Creating a User Account Management Plan
Updated: March 28, 2003
Applies To: Windows Server 2003, Windows Server 2003 R2, Windows Server 2003 with SP1, Windows Server 2003 with SP2
When you deploy Windows Server 2003 and establish the appropriate user accounts in Active Directory, you need to create a plan for user account management. Creating a user account management plan involves determining which individuals in your organization have the right to create new user accounts, and establishing a plan for the disabling of and resetting of user accounts.
Assign the User Account Creation Right
Assigning the right to create new user accounts involves carefully balancing strong security and timely response to requests to create new accounts.
Because misuse of the user account creation right presents a security risk to your organization, assign this right to trusted administrators only. For many organizations, it is sufficient to limit the ability to create new user accounts to the members of the Domain Administrators group. In large organizations or in situations where administrators need to delegate tasks, you might need to assign the right to create new user accounts to another group, such as the IT staff or the Human Resources group.
Whoever you designate to create user accounts, a general guideline is to assign one individual the right to create new user accounts for every 100 employees. However, you might need to adjust this number based on the expected growth of your organization. For example, if your organization regularly adds new divisions, acquires companies, or expands into other markets, you need to plan for the creation of new user accounts by assigning the right to create new user accounts to the appropriate number of individuals to meet the requirements for your anticipated growth.
Establish a Plan for the Disabling of User Accounts
Because unused but active user accounts are a common target for security attacks, you must establish a clear, consistent policy for disabling user accounts.
You can choose one of the following solutions for disabling active unused user accounts in your organization:
Include disabling user accounts as part of the employee departure procedure.
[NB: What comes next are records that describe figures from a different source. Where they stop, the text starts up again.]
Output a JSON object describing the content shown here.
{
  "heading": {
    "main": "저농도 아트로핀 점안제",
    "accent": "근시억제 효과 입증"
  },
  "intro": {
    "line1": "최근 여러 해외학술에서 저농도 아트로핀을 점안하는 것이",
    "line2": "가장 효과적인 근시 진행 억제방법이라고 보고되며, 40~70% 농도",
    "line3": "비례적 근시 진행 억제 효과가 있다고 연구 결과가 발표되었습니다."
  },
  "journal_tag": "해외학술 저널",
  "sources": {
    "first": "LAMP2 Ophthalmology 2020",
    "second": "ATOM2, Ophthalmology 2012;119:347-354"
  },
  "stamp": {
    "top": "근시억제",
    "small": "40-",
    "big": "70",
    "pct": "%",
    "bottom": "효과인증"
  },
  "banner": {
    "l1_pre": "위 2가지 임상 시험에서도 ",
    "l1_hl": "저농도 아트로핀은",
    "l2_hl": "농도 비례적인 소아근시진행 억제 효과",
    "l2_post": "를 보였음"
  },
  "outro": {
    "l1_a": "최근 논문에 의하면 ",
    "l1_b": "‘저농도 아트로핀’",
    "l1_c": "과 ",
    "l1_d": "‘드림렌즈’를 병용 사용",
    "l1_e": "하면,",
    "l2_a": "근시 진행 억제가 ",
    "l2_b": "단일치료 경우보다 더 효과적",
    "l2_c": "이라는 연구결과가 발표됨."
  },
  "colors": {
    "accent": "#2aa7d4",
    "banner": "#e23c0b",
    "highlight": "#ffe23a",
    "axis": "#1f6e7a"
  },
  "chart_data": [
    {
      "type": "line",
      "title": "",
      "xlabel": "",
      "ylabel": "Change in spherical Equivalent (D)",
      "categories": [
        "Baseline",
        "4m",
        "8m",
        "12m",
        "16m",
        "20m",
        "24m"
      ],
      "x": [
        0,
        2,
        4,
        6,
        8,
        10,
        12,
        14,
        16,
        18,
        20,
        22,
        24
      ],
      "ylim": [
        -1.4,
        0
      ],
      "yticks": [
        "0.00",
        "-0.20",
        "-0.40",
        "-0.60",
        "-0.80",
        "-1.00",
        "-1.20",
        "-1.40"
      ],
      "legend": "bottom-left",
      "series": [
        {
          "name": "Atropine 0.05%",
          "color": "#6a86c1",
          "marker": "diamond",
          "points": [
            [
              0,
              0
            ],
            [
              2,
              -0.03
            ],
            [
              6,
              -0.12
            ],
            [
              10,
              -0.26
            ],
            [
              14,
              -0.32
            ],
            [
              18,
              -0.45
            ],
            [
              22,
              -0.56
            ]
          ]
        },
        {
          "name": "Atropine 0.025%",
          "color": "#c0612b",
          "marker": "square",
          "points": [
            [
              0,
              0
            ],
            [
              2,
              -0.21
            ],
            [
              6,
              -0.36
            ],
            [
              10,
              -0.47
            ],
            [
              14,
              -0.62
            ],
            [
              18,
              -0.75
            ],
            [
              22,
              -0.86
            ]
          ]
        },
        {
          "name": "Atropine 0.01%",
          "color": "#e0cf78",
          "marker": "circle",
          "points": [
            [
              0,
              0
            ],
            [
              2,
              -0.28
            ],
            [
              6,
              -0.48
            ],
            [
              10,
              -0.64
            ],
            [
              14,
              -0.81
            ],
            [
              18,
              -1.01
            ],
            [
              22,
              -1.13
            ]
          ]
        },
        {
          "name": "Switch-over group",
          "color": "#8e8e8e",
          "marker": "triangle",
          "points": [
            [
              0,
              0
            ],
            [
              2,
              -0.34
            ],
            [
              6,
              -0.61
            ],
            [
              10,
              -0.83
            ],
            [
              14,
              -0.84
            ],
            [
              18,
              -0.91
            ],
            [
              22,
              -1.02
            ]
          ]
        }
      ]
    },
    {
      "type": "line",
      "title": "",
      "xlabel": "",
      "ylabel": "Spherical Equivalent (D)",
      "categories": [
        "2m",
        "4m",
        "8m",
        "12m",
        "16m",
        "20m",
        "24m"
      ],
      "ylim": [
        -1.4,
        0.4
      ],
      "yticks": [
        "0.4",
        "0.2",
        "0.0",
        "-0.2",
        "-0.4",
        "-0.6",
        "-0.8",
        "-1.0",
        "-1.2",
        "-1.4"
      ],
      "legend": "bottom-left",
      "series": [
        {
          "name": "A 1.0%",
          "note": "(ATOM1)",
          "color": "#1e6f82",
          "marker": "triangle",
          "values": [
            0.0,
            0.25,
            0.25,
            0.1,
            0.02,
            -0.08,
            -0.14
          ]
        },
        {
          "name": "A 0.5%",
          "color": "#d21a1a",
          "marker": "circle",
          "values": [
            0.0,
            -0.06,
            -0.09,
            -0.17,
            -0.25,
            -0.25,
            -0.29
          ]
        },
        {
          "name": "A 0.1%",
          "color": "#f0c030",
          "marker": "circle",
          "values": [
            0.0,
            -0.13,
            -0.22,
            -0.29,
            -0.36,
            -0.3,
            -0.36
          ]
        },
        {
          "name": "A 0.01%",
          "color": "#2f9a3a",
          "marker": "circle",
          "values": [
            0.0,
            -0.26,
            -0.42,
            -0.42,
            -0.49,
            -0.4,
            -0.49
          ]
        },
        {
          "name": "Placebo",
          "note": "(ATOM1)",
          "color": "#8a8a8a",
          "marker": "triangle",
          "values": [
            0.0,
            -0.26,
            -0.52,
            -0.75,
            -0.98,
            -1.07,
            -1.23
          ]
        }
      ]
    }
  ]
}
Establish a policy by which user accounts are deleted from Active Directory when employees leave your organization.
Create scripts that search for user accounts that have not been logged on to for a period of time or have not had their password changed, and delete the accounts that the script identifies. For example, you might decide to create a script that identifies accounts that have not been logged on to for six weeks, or that have not had their passwords changed for twice the password lifetime prescribed by domain Group Policy, and delete those accounts.
Establish a Plan for Resetting User Accounts
When a user forgets his or her password, the account must be reset before it can be used. An effective way to enable the resetting of user accounts in your organization is to grant help desk staff the right to reset passwords. Delegate the right to reset passwords to help desk staff so that members of the Domain Administrators group are not required to reset user account passwords.